The negative effect of Mr. Trump’s barrage against Mr. Sessions became clear in interviews with 20 Alabama voters. Most brought up the recusal with no prompting. Many said they held it against their former senator, though some admired him for sticking to his principles. And even those who couldn’t recall what exactly Mr. Sessions did had heard enough to understand that whatever happened was bad for the president.

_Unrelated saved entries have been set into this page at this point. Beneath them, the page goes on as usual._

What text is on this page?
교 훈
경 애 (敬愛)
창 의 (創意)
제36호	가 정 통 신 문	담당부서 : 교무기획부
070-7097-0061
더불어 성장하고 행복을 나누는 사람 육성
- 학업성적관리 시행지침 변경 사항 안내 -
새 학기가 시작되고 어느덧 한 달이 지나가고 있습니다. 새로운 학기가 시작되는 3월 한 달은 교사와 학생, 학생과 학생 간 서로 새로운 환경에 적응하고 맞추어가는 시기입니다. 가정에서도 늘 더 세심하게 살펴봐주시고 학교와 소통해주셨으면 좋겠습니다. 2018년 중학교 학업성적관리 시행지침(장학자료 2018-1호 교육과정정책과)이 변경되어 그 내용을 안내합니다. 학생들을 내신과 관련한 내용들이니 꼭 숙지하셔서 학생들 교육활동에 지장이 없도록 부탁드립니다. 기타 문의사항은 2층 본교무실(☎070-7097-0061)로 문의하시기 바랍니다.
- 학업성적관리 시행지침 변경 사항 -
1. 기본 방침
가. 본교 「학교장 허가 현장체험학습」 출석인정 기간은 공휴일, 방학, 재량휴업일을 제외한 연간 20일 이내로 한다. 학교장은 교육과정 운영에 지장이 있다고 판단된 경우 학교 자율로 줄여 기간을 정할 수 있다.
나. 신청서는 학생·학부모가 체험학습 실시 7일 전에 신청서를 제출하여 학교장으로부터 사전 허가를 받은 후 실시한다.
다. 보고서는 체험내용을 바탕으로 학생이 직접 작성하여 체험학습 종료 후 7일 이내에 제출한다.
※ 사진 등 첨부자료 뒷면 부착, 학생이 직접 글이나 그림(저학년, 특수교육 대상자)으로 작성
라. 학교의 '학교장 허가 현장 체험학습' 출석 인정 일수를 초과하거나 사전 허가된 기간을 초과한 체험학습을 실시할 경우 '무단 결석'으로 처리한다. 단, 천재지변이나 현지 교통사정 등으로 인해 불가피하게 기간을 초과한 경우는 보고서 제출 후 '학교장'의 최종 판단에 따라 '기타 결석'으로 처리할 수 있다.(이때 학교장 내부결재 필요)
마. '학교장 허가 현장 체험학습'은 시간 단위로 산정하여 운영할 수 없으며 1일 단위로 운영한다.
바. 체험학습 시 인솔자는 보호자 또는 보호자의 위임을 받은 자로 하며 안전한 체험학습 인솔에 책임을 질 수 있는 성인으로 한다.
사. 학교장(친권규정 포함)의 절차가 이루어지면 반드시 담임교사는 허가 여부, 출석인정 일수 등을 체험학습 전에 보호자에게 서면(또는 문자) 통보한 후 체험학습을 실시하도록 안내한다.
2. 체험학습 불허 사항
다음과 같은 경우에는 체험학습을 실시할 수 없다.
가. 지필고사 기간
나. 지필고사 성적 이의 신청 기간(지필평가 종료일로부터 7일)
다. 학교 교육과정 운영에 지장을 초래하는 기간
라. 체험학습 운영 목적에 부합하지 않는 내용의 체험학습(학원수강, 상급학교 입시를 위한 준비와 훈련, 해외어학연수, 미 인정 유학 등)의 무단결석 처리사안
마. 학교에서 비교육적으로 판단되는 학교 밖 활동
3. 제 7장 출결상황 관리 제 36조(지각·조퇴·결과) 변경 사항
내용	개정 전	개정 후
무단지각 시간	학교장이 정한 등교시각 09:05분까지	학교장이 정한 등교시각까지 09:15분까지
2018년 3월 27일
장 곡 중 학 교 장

“I know he did something that made the president mad,” said Susan Woodman, a retired speech therapist who came away from the Huntsville event undecided but impressed with one of Mr. Sessions’s rivals, Tommy Tuberville, a former Auburn University football coach.
Mr. Tuberville introduced himself to the audience by saying his biggest reason for wanting to serve in Washington was “to help Donald Trump” — be it on trade or foreign policy or fighting political correctness in schools that he complained teach “climate change, diversity and all that crap.”
All of the candidates have pledged in no uncertain terms to help Mr. Trump and his agenda if elected. Mr. Sessions’s bet is that he can claim something more convincing: He was on board with that agenda first.